Labeling costs involve, in addition to the labeling function itself, the annual costs of warehousing more items as well as the charges leveled for stocking ‘new’ items by supermarkets. As estimated here those costs for a family of four range from $64-68, with a midpoint of $66.
The second approach to compliance is using non-GM ingredients, which may be either produced not using GM seeds, or organic. For the non-GM option estimated costs, again for a family of four, range from a low of $44 to a high of $412, with a midpoint of $228. The costs for using organic ingredients are respectively $360 to $1,552 with the midpoint at $956. Additional costs to the State include the potential loss of net farmer income from producing GM corn and soybeans, which while very real for State farmers is minor compared to direct consumer costs. There are additionally regulatory costs which are borne by the State. Adding one dollar per capita for all those costs brings the maximum range of cost, for the four person household, to $48 to $1,556 with a midpoint of $800.

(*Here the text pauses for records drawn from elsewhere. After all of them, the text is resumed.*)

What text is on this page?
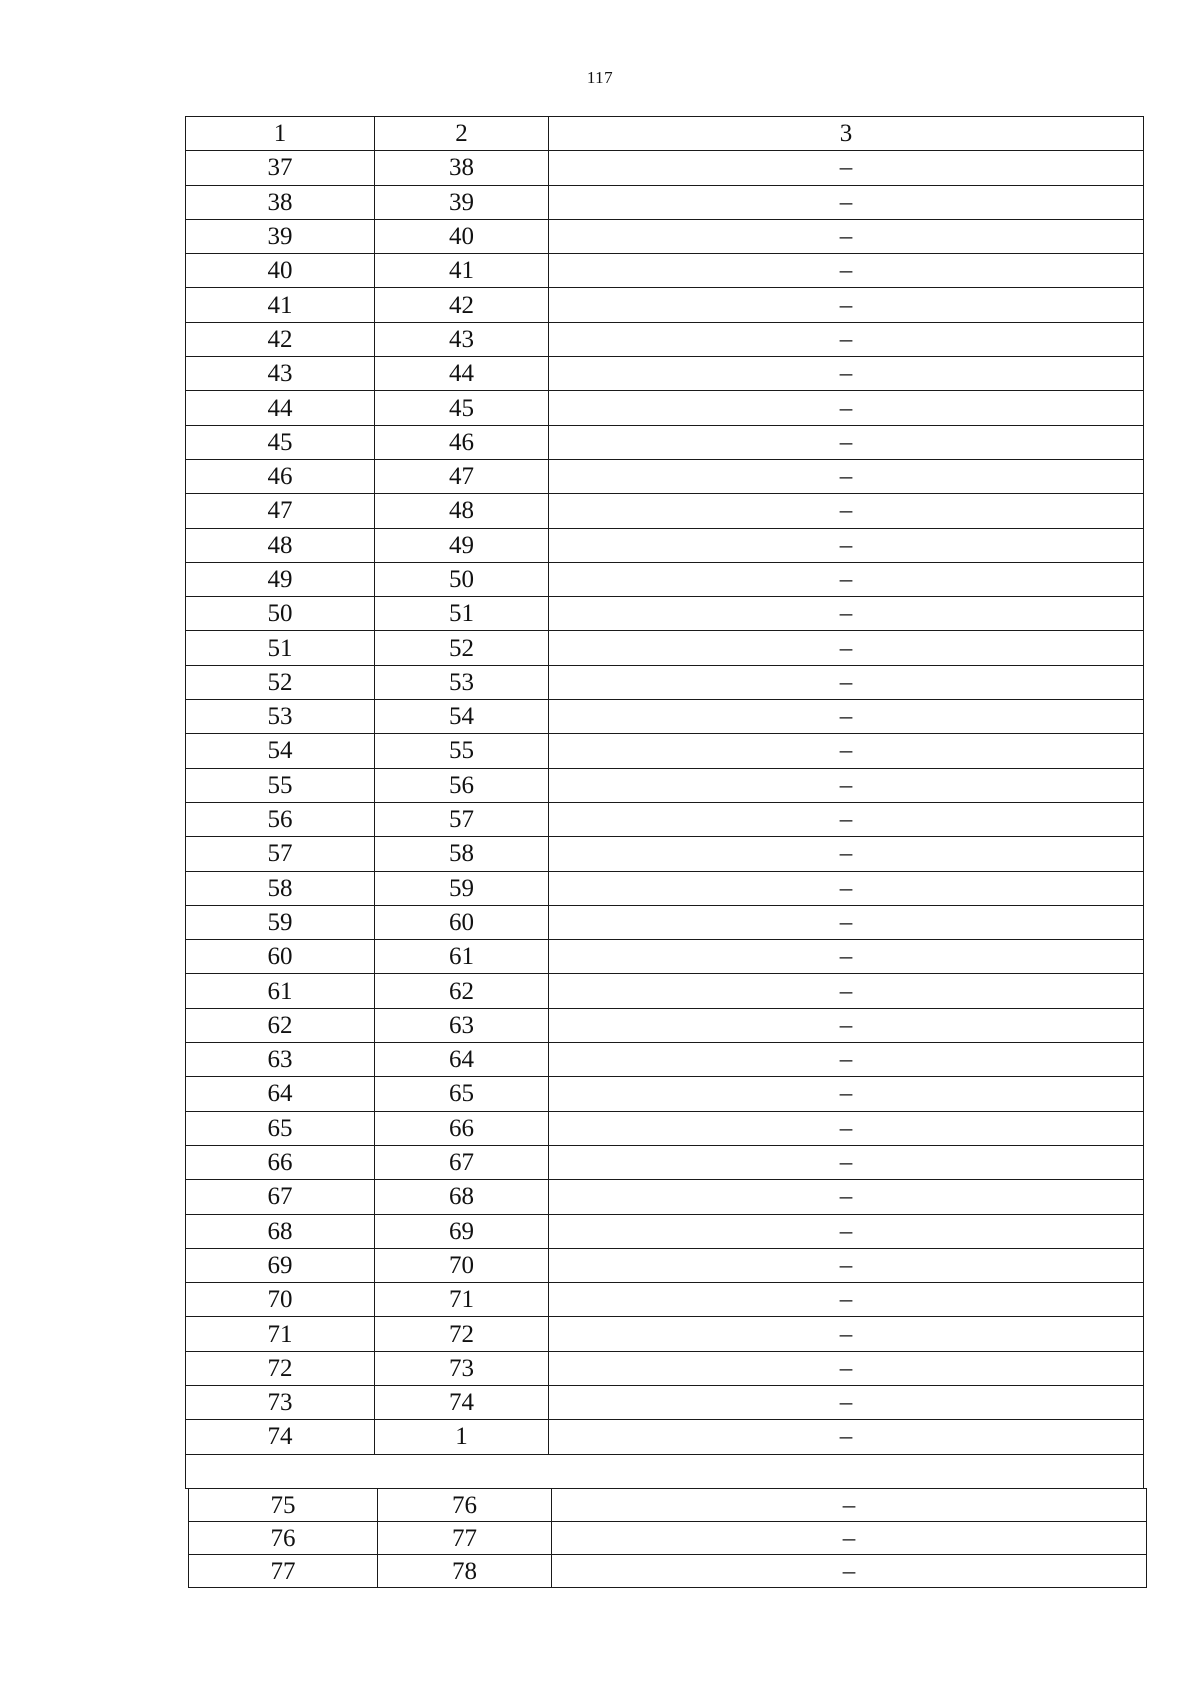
117
1	2	3
37	38	–
38	39	–
39	40	–
40	41	–
41	42	–
42	43	–
43	44	–
44	45	–
45	46	–
46	47	–
47	48	–
48	49	–
49	50	–
50	51	–
51	52	–
52	53	–
53	54	–
54	55	–
55	56	–
56	57	–
57	58	–
58	59	–
59	60	–
60	61	–
61	62	–
62	63	–
63	64	–
64	65	–
65	66	–
66	67	–
67	68	–
68	69	–
69	70	–
70	71	–
71	72	–
72	73	–
73	74	–
74	1	–

75	76	–
76	77	–
77	78	–
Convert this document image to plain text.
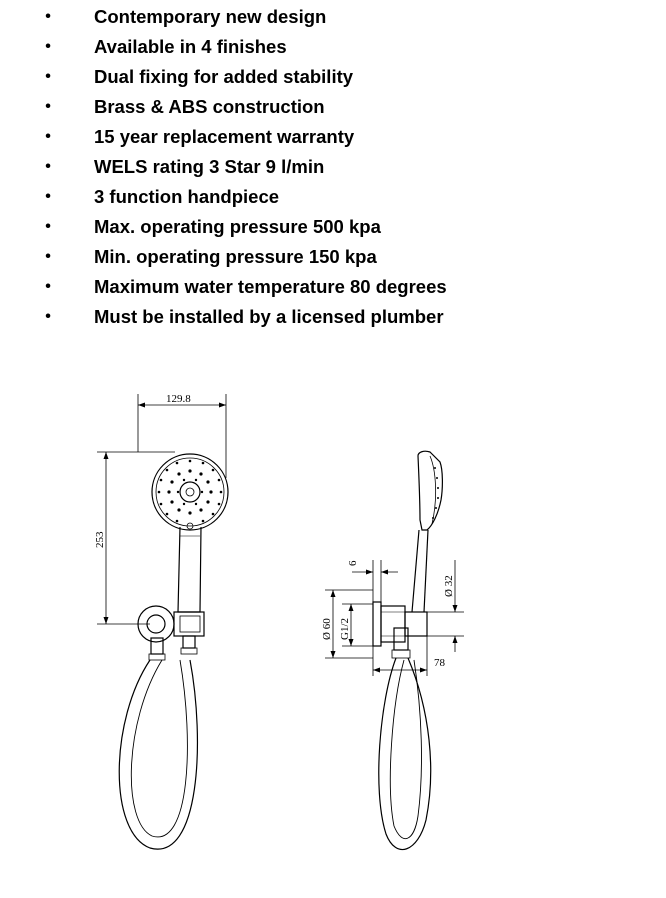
•	Contemporary new design
•	Available in 4 finishes
•	Dual fixing for added stability
•	Brass & ABS construction
•	15 year replacement warranty
•	WELS rating 3 Star 9 l/min
•	3 function handpiece
•	Max. operating pressure 500 kpa
•	Min. operating pressure 150 kpa
•	Maximum water temperature 80 degrees
•	Must be installed by a licensed plumber
129.8
253
6
Ø 60 G1/2
Ø 32
78
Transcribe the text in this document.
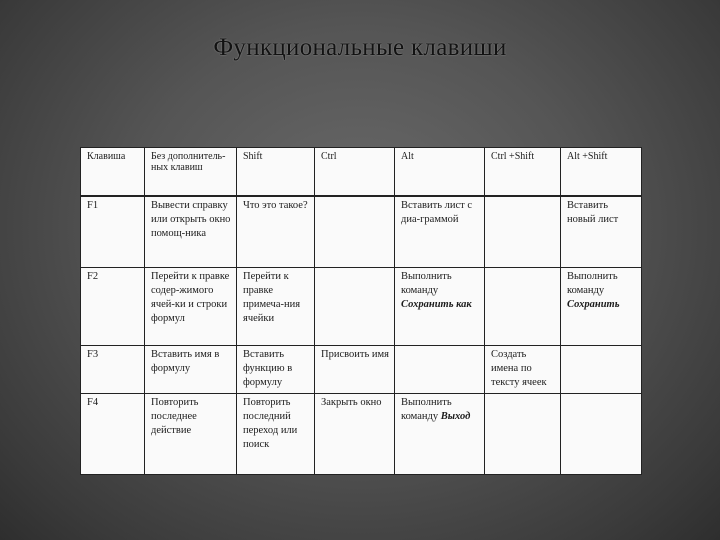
Функциональные клавиши
Клавиша	Без дополнитель-ных клавиш	Shift	Ctrl	Alt	Ctrl +Shift	Alt +Shift
F1	Вывести справку или открыть окно помощ-ника	Что это такое?		Вставить лист с диа-граммой		Вставить новый лист
F2	Перейти к правке содер-жимого ячей-ки и строки формул	Перейти к правке примеча-ния ячейки		Выполнить команду Сохранить как		Выполнить команду Сохранить
F3	Вставить имя в формулу	Вставить функцию в формулу	Присвоить имя		Создать имена по тексту ячеек	
F4	Повторить последнее действие	Повторить последний переход или поиск	Закрыть окно	Выполнить команду Выход		
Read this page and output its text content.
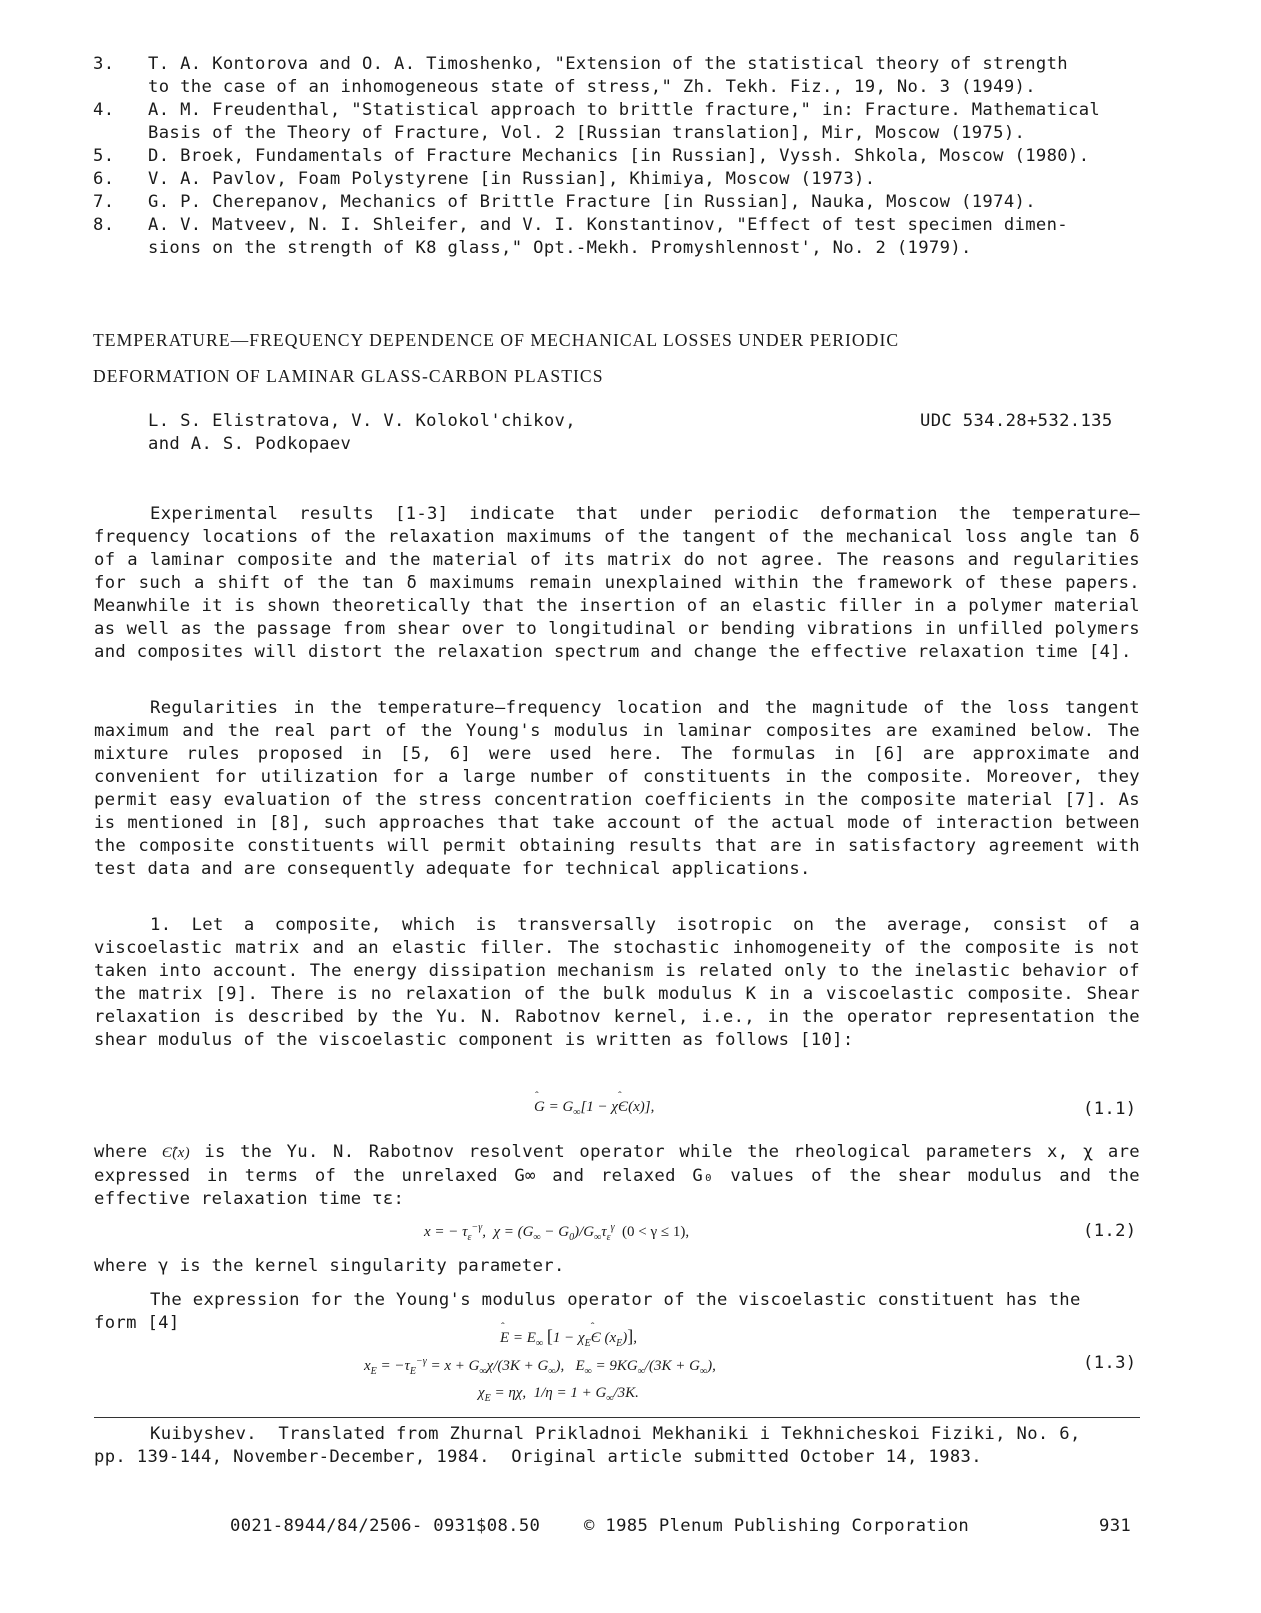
3. T. A. Kontorova and O. A. Timoshenko, "Extension of the statistical theory of strength
to the case of an inhomogeneous state of stress," Zh. Tekh. Fiz., 19, No. 3 (1949).
4. A. M. Freudenthal, "Statistical approach to brittle fracture," in: Fracture. Mathematical
Basis of the Theory of Fracture, Vol. 2 [Russian translation], Mir, Moscow (1975).
5. D. Broek, Fundamentals of Fracture Mechanics [in Russian], Vyssh. Shkola, Moscow (1980).
6. V. A. Pavlov, Foam Polystyrene [in Russian], Khimiya, Moscow (1973).
7. G. P. Cherepanov, Mechanics of Brittle Fracture [in Russian], Nauka, Moscow (1974).
8. A. V. Matveev, N. I. Shleifer, and V. I. Konstantinov, "Effect of test specimen dimen-
sions on the strength of K8 glass," Opt.-Mekh. Promyshlennost', No. 2 (1979).
TEMPERATURE—FREQUENCY DEPENDENCE OF MECHANICAL LOSSES UNDER PERIODIC
DEFORMATION OF LAMINAR GLASS-CARBON PLASTICS
L. S. Elistratova, V. V. Kolokol'chikov,
and A. S. Podkopaev
UDC 534.28+532.135
Experimental results [1-3] indicate that under periodic deformation the temperature—frequency locations of the relaxation maximums of the tangent of the mechanical loss angle tan δ of a laminar composite and the material of its matrix do not agree. The reasons and regularities for such a shift of the tan δ maximums remain unexplained within the framework of these papers. Meanwhile it is shown theoretically that the insertion of an elastic filler in a polymer material as well as the passage from shear over to longitudinal or bending vibrations in unfilled polymers and composites will distort the relaxation spectrum and change the effective relaxation time [4].
Regularities in the temperature—frequency location and the magnitude of the loss tangent maximum and the real part of the Young's modulus in laminar composites are examined below. The mixture rules proposed in [5, 6] were used here. The formulas in [6] are approximate and convenient for utilization for a large number of constituents in the composite. Moreover, they permit easy evaluation of the stress concentration coefficients in the composite material [7]. As is mentioned in [8], such approaches that take account of the actual mode of interaction between the composite constituents will permit obtaining results that are in satisfactory agreement with test data and are consequently adequate for technical applications.
1. Let a composite, which is transversally isotropic on the average, consist of a viscoelastic matrix and an elastic filler. The stochastic inhomogeneity of the composite is not taken into account. The energy dissipation mechanism is related only to the inelastic behavior of the matrix [9]. There is no relaxation of the bulk modulus K in a viscoelastic composite. Shear relaxation is described by the Yu. N. Rabotnov kernel, i.e., in the operator representation the shear modulus of the viscoelastic component is written as follows [10]:
G
ˆ
= $G_\infty[1 - \chi Є$
ˆ
(x)],	(1.1)
where Є̂(x) is the Yu. N. Rabotnov resolvent operator while the rheological parameters x, χ are expressed in terms of the unrelaxed G∞ and relaxed G₀ values of the shear modulus and the effective relaxation time τε:
x = − $\tau_\varepsilon^{-\gamma}$,  $\chi = (G_\infty - G_0)/G_\infty\tau_\varepsilon^\gamma$ (0 < γ ≤ 1),	(1.2)
where γ is the kernel singularity parameter.
The expression for the Young's modulus operator of the viscoelastic constituent has the
form [4]
E
ˆ
= $E_\infty$ [$1 - \chi_EЄ$
ˆ
$(x_E)$],
$x_E = -\tau_E^{-\gamma} = x + G_\infty\chi/(3K + G_\infty)$,   $E_\infty = 9KG_\infty/(3K + G_\infty)$,
$\chi_E = \eta\chi$,  $1/\eta = 1 + G_\infty/3K$.
(1.3)
Kuibyshev.  Translated from Zhurnal Prikladnoi Mekhaniki i Tekhnicheskoi Fiziki, No. 6,
pp. 139-144, November-December, 1984.  Original article submitted October 14, 1983.
0021-8944/84/2506- 0931$08.50	© 1985 Plenum Publishing Corporation	931
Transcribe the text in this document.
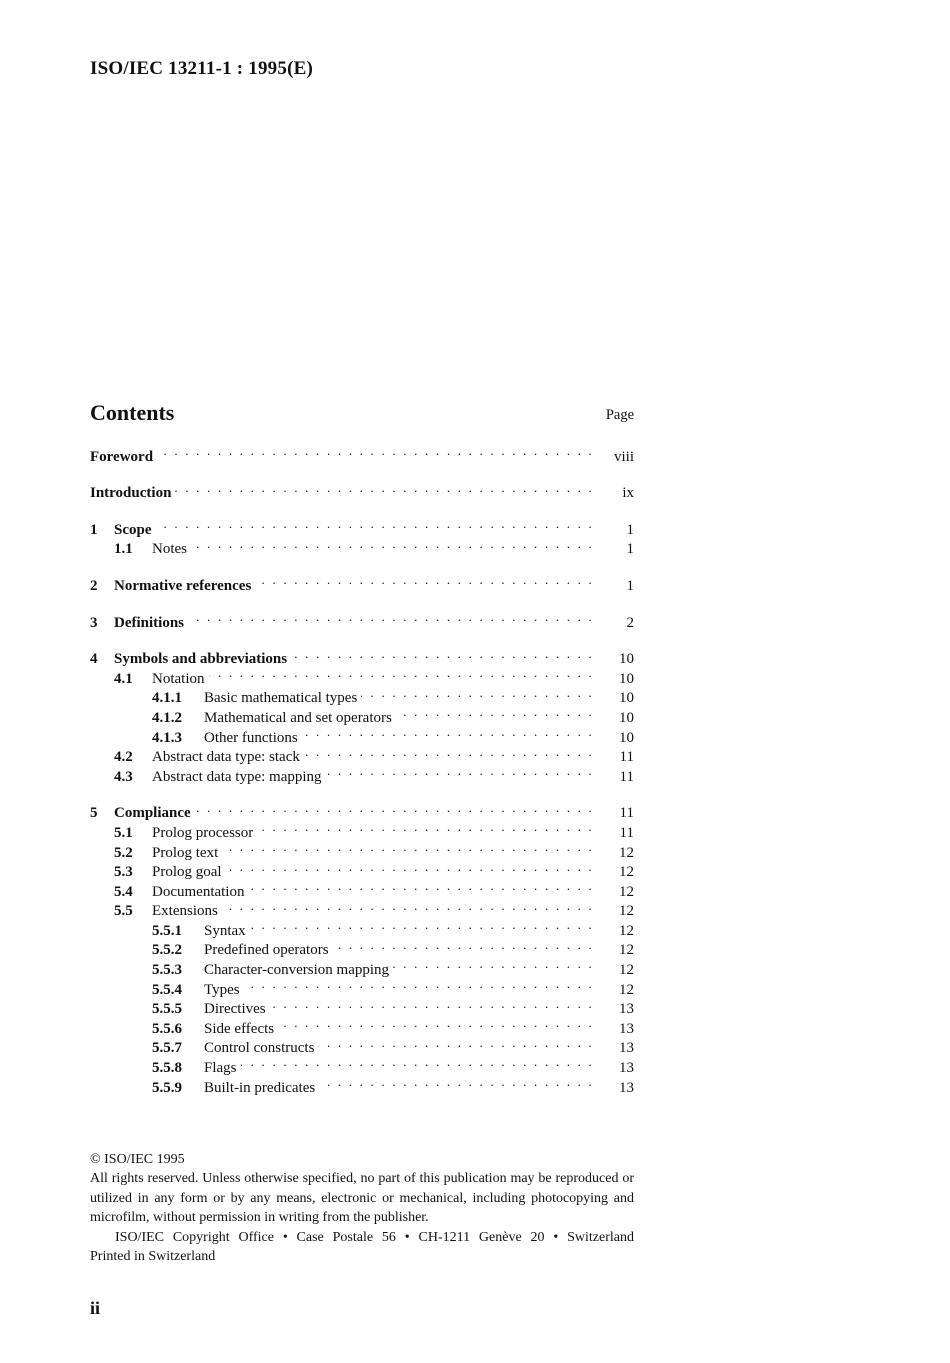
ISO/IEC 13211-1 : 1995(E)
Contents	Page
Foreword . . .	viii
Introduction . . .	ix
1	Scope . . .	1
1.1	Notes . . .	1
2	Normative references . . .	1
3	Definitions . . .	2
4	Symbols and abbreviations . . .	10
4.1	Notation . . .	10
4.1.1	Basic mathematical types . . .	10
4.1.2	Mathematical and set operators . . .	10
4.1.3	Other functions . . .	10
4.2	Abstract data type: stack . . .	11
4.3	Abstract data type: mapping . . .	11
5	Compliance . . .	11
5.1	Prolog processor . . .	11
5.2	Prolog text . . .	12
5.3	Prolog goal . . .	12
5.4	Documentation . . .	12
5.5	Extensions . . .	12
5.5.1	Syntax . . .	12
5.5.2	Predefined operators . . .	12
5.5.3	Character-conversion mapping . . .	12
5.5.4	Types . . .	12
5.5.5	Directives . . .	13
5.5.6	Side effects . . .	13
5.5.7	Control constructs . . .	13
5.5.8	Flags . . .	13
5.5.9	Built-in predicates . . .	13

© ISO/IEC 1995

All rights reserved. Unless otherwise specified, no part of this publication may be reproduced or utilized in any form or by any means, electronic or mechanical, including photocopying and microfilm, without permission in writing from the publisher.

ISO/IEC Copyright Office • Case Postale 56 • CH-1211 Genève 20 • Switzerland

Printed in Switzerland

ii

Finally it should be emphasized that the figures presented here are estimates as no one knows how consumers, and the food industry, will react if labeling is mandated. The long term equilibrium under a labeling regime is unknown at this time and so the associated costs cannot be predicted with surety. What is certain is that there will be notable costs, and most of those costs will be reflected in higher food costs in N.Y. State.